Dr. Chilkov and Dr. Funk aim for their private practices to restore and preserve the health of their cancer patients. Dr. Chilkov noted that cancer transforms the way that people see their lives. For some, it is a wake up call; for others, it is a pull back to a reality we all too often escape that care for our own bodies comes first. She truly believes that “every day of life is worth living” and she is there to help all of her patients achieve that. While focusing on the health surrounding the diagnosis (nutrition, exercise, other health effects, etc.) she has established herself in a position that breast cancer (and all cancer) patients should be aware of. It’s not just about fighting the disease, it’s about getting stronger through it. In Dr. Funk’s words, “resilience lives at the core of the human spirit.”

Over many years, she’s found this in her patients, that with the combination of their strength and hers, hope is a real possibility. Namely, it has helped her recognize the “tenacity of women’s souls.”

I, of course, asked both of these incomparable women about their work with Get in Touch and what it means to them. In simple terms, they both saw that Get in Touch teaches a cardinal lesson for women — to become familiar with their bodies. In working with Get in Touch, Dr. Chilkov noted that if we can have that familiarity with our own bodies then we can go to doctors with our own astute observations. Without that knowledge, none of that would be possible. Therefore, she tries to treat patients while also educating them on lifestyle and wellness that goes along with the diagnosis they’ve received. Just as my mind wandered into abstract though, Dr. Funk reminded me that Get in Touch plain and simple fills and unmet need (which drew her to it in the first place). That it puts “breast exams into a bigger picture of sisterhood and femininity and understanding of the human body.”

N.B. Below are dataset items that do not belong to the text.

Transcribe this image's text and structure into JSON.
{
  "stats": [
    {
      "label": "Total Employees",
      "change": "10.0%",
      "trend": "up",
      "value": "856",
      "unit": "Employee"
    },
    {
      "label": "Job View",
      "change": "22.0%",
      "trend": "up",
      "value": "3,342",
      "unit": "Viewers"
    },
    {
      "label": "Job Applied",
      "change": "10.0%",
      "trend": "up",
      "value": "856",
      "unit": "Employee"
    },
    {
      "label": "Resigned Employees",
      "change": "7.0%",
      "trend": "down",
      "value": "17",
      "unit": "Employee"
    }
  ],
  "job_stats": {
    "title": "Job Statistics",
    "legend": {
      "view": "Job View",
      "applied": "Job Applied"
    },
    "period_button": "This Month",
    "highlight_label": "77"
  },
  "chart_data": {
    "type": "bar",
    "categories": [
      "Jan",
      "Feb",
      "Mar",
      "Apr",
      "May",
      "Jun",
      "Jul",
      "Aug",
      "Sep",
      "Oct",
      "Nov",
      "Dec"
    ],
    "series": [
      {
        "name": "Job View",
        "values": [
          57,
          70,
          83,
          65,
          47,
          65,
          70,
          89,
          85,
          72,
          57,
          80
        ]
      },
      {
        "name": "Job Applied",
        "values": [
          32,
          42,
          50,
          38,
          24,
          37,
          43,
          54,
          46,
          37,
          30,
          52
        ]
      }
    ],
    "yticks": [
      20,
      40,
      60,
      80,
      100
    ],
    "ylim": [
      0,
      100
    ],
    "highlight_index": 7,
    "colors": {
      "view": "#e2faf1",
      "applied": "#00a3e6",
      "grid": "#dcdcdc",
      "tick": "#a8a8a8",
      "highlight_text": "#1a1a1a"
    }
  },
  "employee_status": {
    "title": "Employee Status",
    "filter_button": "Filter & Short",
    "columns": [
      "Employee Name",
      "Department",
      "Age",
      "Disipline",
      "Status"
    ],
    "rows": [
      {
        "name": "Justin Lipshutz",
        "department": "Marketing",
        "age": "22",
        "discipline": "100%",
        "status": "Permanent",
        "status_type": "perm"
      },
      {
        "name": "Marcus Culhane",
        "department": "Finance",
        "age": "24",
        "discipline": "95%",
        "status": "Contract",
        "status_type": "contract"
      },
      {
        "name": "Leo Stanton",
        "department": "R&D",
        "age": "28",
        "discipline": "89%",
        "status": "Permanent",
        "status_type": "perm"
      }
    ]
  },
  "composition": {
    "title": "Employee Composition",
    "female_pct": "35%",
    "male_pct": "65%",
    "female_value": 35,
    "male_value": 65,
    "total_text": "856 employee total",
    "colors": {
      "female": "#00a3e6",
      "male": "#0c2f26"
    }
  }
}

With programs like that of Get in Touch, women and girls like me are learning to have authority over the truth of our own bodies. This is a way that I hadn’t yet thought of all the breast self-exam yet. That, yes, it is information, it is familiarity, but it is also this wonderful sense of authority over my own well being that I will be able to carry with me for the rest of my life. That if I have knowledge of my own breast tissue and feel something new or different, I will know. Because, as Dr. Chilkov reminded me, when we know our body and we treat it well, we will always have the gift of health. And, because of course in my own neuroses, I think, what if that health is compromised?… Dr. Funk puts it pretty simply… that my body knowledge will eventually eliminate that fear. And for me, elimination of fear regarding my health sounds pretty good.